Stretching the funding would require service cuts, but smaller than the record-breaking 35 percent reduction that was planned for March 13 before Mr. Rendell stepped in.
"The governor's intention was to prevent cuts in transit services in 2011, giving the new governor and Legislature six months to act on a transit funding formula that fairly and adequately provides for public transit at current levels," Mr. McMahon said in a letter to Allegheny County Executive Dan Onorato.
"We believe our fight is now. ... Do not impose further pain on transit riders and commuters by misusing the funding the governor has delivered," he wrote.
Port Authority officials denied an allegation by a union spokesman that the board decided during a private conference call to cut service by 15 percent in March and close the Harmar bus garage.
AFL-CIO spokesman Marty Marks said such a call appeared to violate the state's open meetings law. "It's not fair to take the public out of the process," he said.
Authority spokesman Jim Ritchie said there was a conference call on Dec. 8 to brief board members about the options for using the emergency funding. "There was no deliberation on [the board's] part and there was certainly no vote," he said.
"We haven't had that conversation yet," board Chairman Jack Brooks said. He said the board likely will hold a special meeting in early January to decide on a course of action.
The board voted last month to raise fares on Jan. 1 and cut service in March by 35 percent, eliminating 47 routes and more than 500 jobs, to fill a projected $47 million deficit in its 2010-11 budget.
Mr. Rendell on Dec. 2 announced that he had found $45 million that was unspent on other projects and could be used to balance the authority's budget through June 30 without service cuts.
The goal was to give Mr. Corbett and the Legislature time to address the larger issue of a statewide transportation funding shortfall caused by the Federal Highway Administration's rejection of the state's plan to toll Interstate 80.
The decision reduced the funding available for highways, bridges and transit from $922.5 million for fiscal 2010-11 to $450 million.
With the state facing a multibillion-dollar budget deficit of its own, some viewed the prospects for action on transportation funding by June to be remote.
Mr. Onorato floated the idea of stretching Mr. Rendell's emergency funding over 18 months, giving the new governor and Legislature an additional year to act.
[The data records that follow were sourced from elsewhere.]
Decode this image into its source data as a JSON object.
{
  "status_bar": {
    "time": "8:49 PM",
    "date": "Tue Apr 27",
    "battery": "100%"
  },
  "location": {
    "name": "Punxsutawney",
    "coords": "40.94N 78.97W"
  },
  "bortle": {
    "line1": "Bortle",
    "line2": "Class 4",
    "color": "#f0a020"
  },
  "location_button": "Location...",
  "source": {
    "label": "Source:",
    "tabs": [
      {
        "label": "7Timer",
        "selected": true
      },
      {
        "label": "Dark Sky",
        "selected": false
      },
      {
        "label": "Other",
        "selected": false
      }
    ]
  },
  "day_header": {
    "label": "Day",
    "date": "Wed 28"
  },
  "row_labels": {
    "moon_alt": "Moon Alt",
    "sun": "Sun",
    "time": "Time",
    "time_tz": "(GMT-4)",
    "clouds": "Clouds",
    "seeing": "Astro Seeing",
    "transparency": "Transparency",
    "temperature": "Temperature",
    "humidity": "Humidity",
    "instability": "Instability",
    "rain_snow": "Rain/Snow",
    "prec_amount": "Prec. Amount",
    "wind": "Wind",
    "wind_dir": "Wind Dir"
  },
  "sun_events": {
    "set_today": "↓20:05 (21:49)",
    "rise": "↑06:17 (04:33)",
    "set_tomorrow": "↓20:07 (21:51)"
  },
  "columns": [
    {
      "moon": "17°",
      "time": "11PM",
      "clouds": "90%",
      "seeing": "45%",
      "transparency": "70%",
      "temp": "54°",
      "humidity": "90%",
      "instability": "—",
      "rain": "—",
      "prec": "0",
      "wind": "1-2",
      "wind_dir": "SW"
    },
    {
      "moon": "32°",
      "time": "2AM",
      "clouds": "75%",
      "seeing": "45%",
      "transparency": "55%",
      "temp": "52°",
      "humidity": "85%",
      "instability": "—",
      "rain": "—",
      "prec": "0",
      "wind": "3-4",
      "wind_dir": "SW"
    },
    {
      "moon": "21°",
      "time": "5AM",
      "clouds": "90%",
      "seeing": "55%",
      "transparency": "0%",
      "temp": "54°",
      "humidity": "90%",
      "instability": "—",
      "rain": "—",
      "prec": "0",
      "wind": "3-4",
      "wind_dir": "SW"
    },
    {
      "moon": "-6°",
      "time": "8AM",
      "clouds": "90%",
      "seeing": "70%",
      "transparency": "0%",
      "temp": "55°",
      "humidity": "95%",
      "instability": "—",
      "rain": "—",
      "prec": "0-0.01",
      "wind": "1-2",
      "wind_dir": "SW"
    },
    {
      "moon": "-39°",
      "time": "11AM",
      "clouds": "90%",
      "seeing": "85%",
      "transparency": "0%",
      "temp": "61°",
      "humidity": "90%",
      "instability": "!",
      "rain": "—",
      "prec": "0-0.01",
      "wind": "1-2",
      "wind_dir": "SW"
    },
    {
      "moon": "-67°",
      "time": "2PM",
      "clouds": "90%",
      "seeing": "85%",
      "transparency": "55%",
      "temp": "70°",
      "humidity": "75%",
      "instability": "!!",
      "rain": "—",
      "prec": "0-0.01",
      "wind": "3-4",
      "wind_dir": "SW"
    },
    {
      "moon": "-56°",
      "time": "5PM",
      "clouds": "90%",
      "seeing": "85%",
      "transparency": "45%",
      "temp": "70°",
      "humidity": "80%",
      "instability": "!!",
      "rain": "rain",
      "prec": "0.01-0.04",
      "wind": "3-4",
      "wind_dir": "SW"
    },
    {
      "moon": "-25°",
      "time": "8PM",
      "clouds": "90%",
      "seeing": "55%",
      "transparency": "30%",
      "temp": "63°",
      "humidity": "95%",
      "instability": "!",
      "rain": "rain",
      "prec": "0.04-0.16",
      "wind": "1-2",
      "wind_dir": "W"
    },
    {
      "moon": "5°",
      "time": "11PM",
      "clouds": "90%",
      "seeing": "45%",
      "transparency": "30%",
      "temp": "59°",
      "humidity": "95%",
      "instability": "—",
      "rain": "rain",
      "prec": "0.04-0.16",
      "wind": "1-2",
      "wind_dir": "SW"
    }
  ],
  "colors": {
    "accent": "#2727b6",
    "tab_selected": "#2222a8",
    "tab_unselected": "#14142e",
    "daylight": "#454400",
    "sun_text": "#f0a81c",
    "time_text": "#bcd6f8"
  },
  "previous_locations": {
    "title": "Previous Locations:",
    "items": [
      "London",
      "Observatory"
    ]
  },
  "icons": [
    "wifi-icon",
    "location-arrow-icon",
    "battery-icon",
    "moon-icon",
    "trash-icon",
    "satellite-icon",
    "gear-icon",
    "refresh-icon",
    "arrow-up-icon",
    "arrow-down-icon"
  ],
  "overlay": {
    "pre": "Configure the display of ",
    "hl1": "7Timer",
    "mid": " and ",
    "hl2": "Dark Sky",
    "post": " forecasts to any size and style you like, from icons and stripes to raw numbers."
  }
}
He did so just before a crucial vote of the Southwestern Pennsylvania Commission, a regional planning agency, on whether to accept the money.
The funding was approved in a 27-22 vote.
"We respectfully disagree with your assertion the incoming Legislature needs eighteen months to solve transit funding inequities," Mr. McMahon wrote to Mr. Onorato.
"More than three-quarters of legislators are returning to serve another term. These issues are not new to them, and our new governor has been a statewide elected official for eight years, surely enough time to have become well-acquainted with high-profile, critical state issues affecting millions of our citizens."
"We agree with Local 85 that this isn't an ideal solution," Mr. Ritchie said. "What's needed, obviously, is a permanent solution to the statewide transportation funding crisis."